You can be bigger, bolder & buxom. You can have your breasts  pressed so firmly together that not even a biscuit crumb could get in between them. You can be lifted, shifted & hitched from here to the skies apparently. With names such as 'the ultimate, maximum cleavage or enhanced fuller volume and all in eye wateringly bright garish colours. I feel as though I've fallen into Barbie's closet; and clearly, Barbie is a slut....As i stand there staring gorm faced and confused I muttered to the GF, 'These aren't bras? They're complex scaffolding structures design as bizarre implements of torture!' Some of them looked so bloody complicated I simply shuffled sideways to get away from them.

Feeling completely overwhelmed, and unable to even really remember what size I am, I grabbed a couple of the lesser scary looking push em' up types and headed to the changing rooms. The first one I managed to get into after figuring out the strap/strapless/crossway/halter neck combo turned out to be too small as when the thing is done up I can barely breathe and think im being asphyxiated. So pinging that one off I moved on to the other, that has so much padding in it, you could punch me in the side of the boob and I probably wouldn't feel  a thing.

And let me tell you. It's like being welded into a solid metal band covered in material and cinched in around your rib cage. So after much huffing and puffing and jiggling and re-arranging, I turned around to the GF and asked what she thought. And she is stood there with her eyes on stalks and a very rakish lop-sided grin going on.
  •  'Gosh....' Is all she manages. So I turn to look in the mirror. Oh my very dear god.
  •  'I look like naffing Jessica Rabbit!' 
  • 'Yes you do!'
  • 'They look enormous!'
  • 'Yes they do''
  • 'Bloody hell! I can't see my own feet!!!'
  • *Some so of strangled yelp is heard from the corner the GF is stood in*
  • 'How does it feel though? (After she regains her composure.) is it comfortable?'

In short no. It's not comfortable. Its like adorning American Rugby style padding for your boobies. But it's the least complicated, plain, non sparkly one they have, and at £8 I am not about to be picky.

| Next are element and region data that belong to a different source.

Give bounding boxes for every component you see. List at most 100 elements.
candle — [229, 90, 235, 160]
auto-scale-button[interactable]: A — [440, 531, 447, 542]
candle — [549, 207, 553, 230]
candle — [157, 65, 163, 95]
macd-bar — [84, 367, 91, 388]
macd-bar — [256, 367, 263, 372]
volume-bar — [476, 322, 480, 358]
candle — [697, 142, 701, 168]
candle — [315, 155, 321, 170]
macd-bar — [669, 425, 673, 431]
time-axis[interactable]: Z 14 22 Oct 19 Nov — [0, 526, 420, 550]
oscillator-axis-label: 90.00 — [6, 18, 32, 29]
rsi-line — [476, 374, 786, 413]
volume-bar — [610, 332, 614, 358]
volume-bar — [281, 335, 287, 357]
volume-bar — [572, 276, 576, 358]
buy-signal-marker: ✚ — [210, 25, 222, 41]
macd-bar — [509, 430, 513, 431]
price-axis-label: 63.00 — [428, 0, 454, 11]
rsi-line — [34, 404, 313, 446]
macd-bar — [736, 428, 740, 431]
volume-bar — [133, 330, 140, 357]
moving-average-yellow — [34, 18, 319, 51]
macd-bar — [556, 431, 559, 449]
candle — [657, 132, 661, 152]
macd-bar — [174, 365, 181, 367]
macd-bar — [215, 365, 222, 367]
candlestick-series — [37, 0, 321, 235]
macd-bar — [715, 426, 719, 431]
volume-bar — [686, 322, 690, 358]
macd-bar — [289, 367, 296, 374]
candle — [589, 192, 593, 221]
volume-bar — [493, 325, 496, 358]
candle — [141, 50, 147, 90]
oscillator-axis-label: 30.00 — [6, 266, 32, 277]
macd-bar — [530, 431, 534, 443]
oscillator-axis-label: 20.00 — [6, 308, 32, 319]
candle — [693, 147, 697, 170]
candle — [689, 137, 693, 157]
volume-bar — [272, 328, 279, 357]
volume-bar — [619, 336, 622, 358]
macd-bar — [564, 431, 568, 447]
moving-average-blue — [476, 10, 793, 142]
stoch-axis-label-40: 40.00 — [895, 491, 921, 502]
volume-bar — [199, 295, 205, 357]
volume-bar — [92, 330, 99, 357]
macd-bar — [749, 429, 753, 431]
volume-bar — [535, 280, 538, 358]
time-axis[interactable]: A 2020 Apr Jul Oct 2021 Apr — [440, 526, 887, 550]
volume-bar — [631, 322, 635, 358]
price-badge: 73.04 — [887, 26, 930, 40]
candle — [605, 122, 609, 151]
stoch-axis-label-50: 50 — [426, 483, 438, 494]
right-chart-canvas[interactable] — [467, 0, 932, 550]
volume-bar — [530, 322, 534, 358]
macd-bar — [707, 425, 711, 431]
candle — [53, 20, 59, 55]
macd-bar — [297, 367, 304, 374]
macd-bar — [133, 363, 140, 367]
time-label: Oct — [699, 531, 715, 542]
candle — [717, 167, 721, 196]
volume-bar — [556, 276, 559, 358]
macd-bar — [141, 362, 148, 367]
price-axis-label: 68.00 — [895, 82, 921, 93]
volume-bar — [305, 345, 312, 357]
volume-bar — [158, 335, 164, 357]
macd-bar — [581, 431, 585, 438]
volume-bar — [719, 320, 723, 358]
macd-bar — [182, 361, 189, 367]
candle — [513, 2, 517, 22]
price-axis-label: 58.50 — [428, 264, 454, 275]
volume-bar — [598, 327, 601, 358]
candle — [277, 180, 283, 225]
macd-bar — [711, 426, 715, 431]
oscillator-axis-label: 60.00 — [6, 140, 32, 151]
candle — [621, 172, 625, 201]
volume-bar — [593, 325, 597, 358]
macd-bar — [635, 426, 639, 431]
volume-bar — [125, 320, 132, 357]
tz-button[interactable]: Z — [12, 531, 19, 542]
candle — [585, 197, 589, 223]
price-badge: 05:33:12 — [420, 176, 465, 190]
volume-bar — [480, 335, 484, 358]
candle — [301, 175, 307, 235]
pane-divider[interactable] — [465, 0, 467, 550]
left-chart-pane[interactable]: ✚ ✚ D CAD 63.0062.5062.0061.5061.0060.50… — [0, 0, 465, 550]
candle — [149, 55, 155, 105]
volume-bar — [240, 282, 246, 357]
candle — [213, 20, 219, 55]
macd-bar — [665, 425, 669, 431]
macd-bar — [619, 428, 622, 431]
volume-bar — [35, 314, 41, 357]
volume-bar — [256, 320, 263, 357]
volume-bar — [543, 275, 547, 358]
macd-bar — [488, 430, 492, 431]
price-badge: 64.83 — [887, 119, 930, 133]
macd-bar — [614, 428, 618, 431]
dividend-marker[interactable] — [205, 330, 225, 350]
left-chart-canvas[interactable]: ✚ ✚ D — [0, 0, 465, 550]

Shopping mission considered a success, I extrapolate myself form the device and breathe (literally) a sigh of relief as I return myself to my non wired comfy, albeit, seen-better-days sports bra,  look down and smile as I can see my feet again.
  • 'Honestly, how some women wear these all the time I do not know. It's like walking around with your boobs hooked up by your ears.'
  • 'I don't get it either hen.'
  • 'You know, if there is a nuclear holocaust, the last thing left on this earth will be that damned bra..........'
  • 'And if there isn't?'
  • 'Well.....It'll make a cracking sling shot........'

1 comment:

  1. Love it you and dad have the best days out XD even if it is boob holder shopping. I'm sticking with the non wired sports bras myself though I've no desire for them to be around my lugs.